Sunday, July 02, 2006

Compost bins


These are my compost bins. The resident carpenter built them for me many years ago. Two side-by-side units with removable fronts. Each year I empty one two-year aged bin-full of compost into the garden. I turn the one-year-old contents of the other bin over into the empty bin so the half-done compost gets mixed and turned over. They work great. This year some potatoes I threw into the front bin are growing a garden of their own. I wonder if I will get new potatoes from them?

Solanum tuberosum
my bins and systems for composting compost

4 comments:

Anonymous said...

Love your site - have you every heard of blending scraps from the kitchen and then incorporating them into the soil around your plants? Read this in a magazine and would love to read your thoughts about it.

kathy said...

Do you mean uncomposted? I haven't heard of this. My problem with kitchen scraps is that they are messy to collect and require me to walk out to the bins every day. I think it would be even more work to process them and put then into the garden regularly.
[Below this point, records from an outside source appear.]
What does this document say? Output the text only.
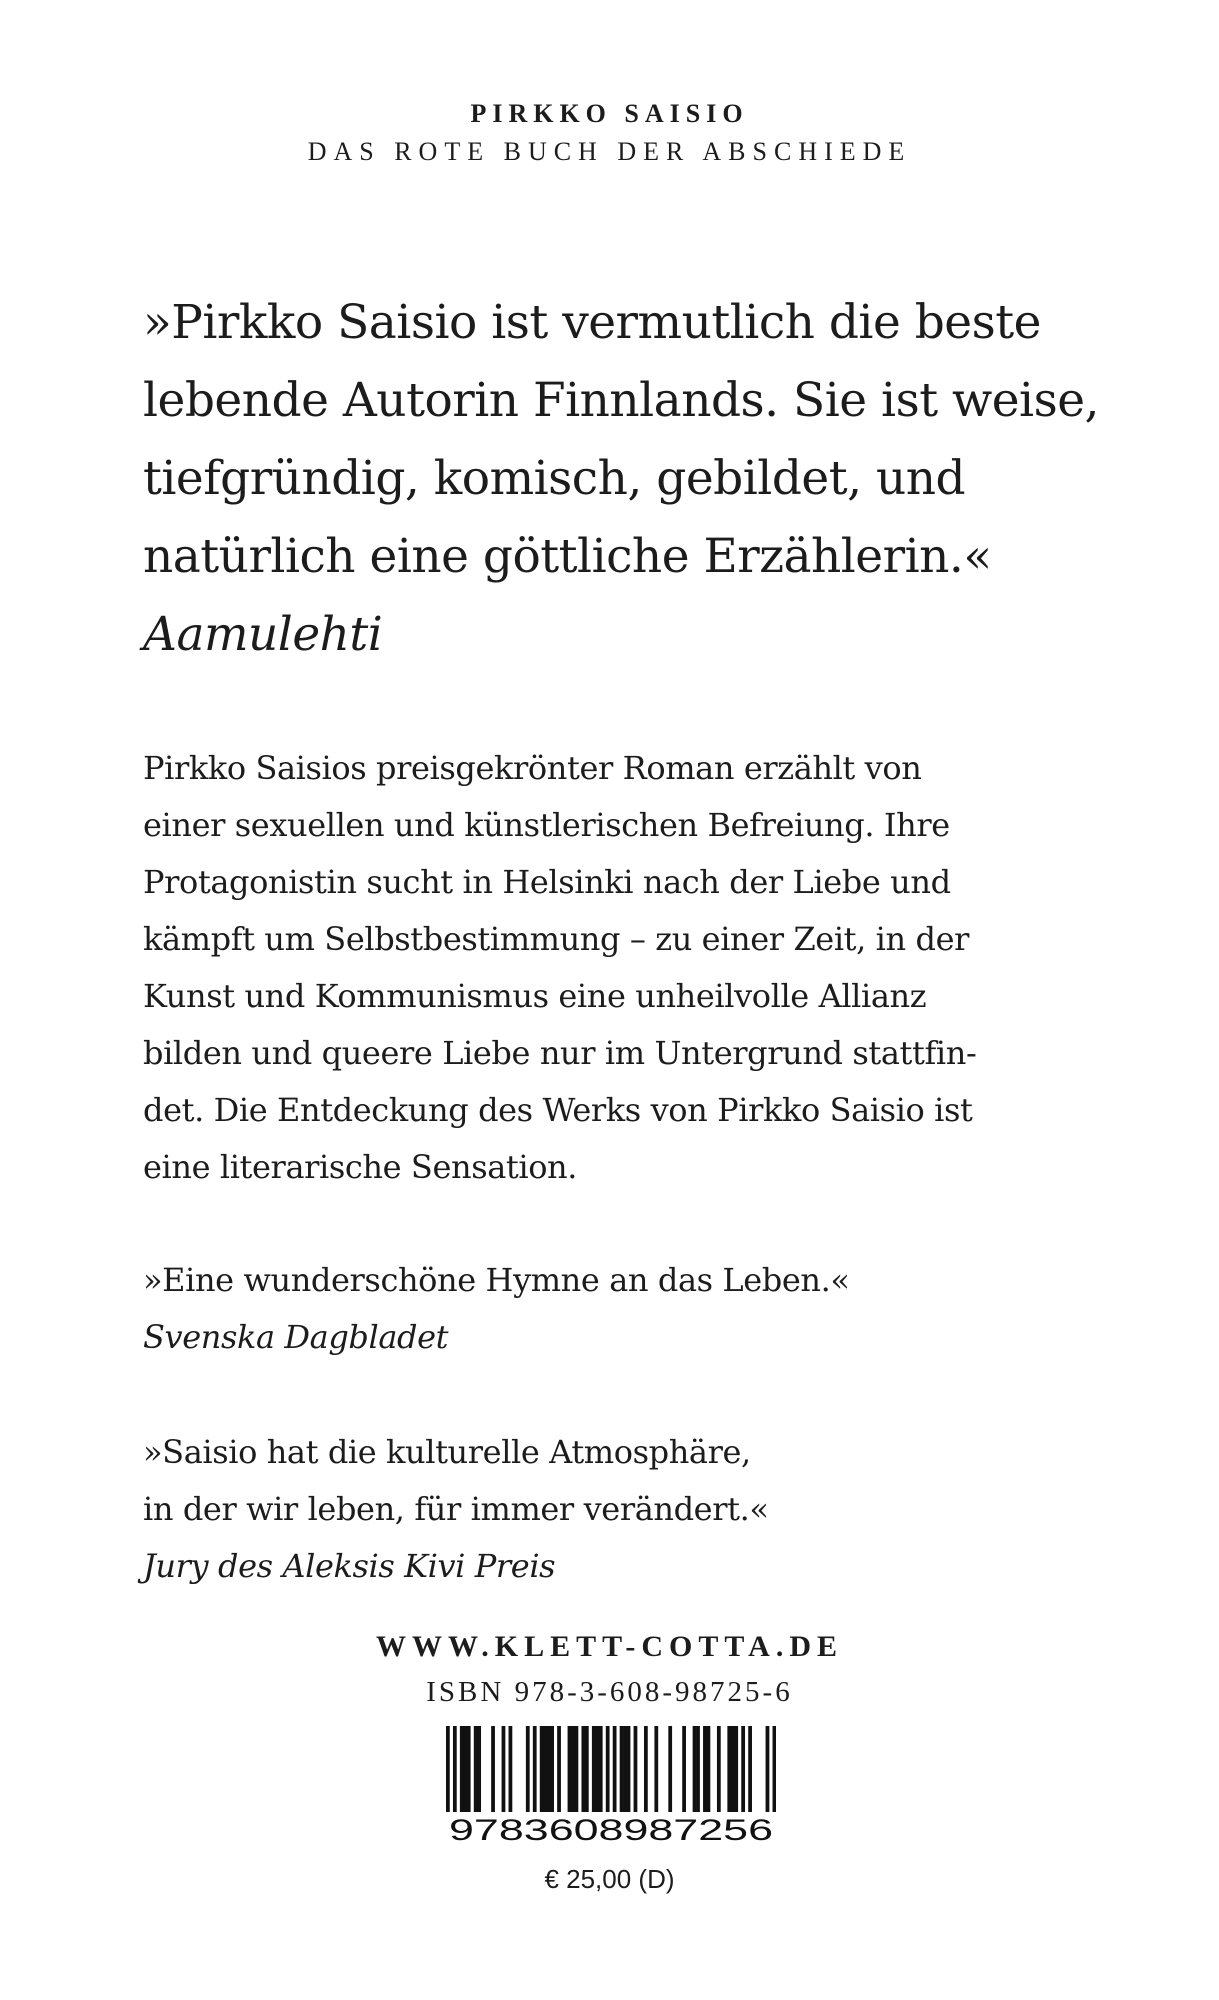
PIRKKO SAISIO
DAS ROTE BUCH DER ABSCHIEDE

»Pirkko Saisio ist vermutlich die beste
lebende Autorin Finnlands. Sie ist weise,
tiefgründig, komisch, gebildet, und
natürlich eine göttliche Erzählerin.«
Aamulehti

Pirkko Saisios preisgekrönter Roman erzählt von
einer sexuellen und künstlerischen Befreiung. Ihre
Protagonistin sucht in Helsinki nach der Liebe und
kämpft um Selbstbestimmung – zu einer Zeit, in der
Kunst und Kommunismus eine unheilvolle Allianz
bilden und queere Liebe nur im Untergrund stattfin-
det. Die Entdeckung des Werks von Pirkko Saisio ist
eine literarische Sensation.

»Eine wunderschöne Hymne an das Leben.«
Svenska Dagbladet

»Saisio hat die kulturelle Atmosphäre,
in der wir leben, für immer verändert.«
Jury des Aleksis Kivi Preis

WWW.KLETT-COTTA.DE
ISBN 978-3-608-98725-6
9783608987256
€ 25,00 (D)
I try to put in as many kitchen scraps into my compost bins as I can. Any unused vegetable material can go in: peels, eggshells, rinds, old veggies, coffee grounds. My parents are really good at doing this and end up with a nice rich compost. I just find it to be alot of work. And I get plenty of garden waste, alot more than I can use, so I don't usually put too much effort into collecting the kitchen scraps.

marconychair said...

i was wondering if you have ever had a mice problem with this kind of wooden compost bin?

kathy said...

No. I never have seen any mice or evidence of mice around the bins. But then, there are so many cats in our neighborhood. The squirrels sometimes take the compost (apple cores or corn cobs) and move them around the yard. That's the only "problem". Its pretty minor.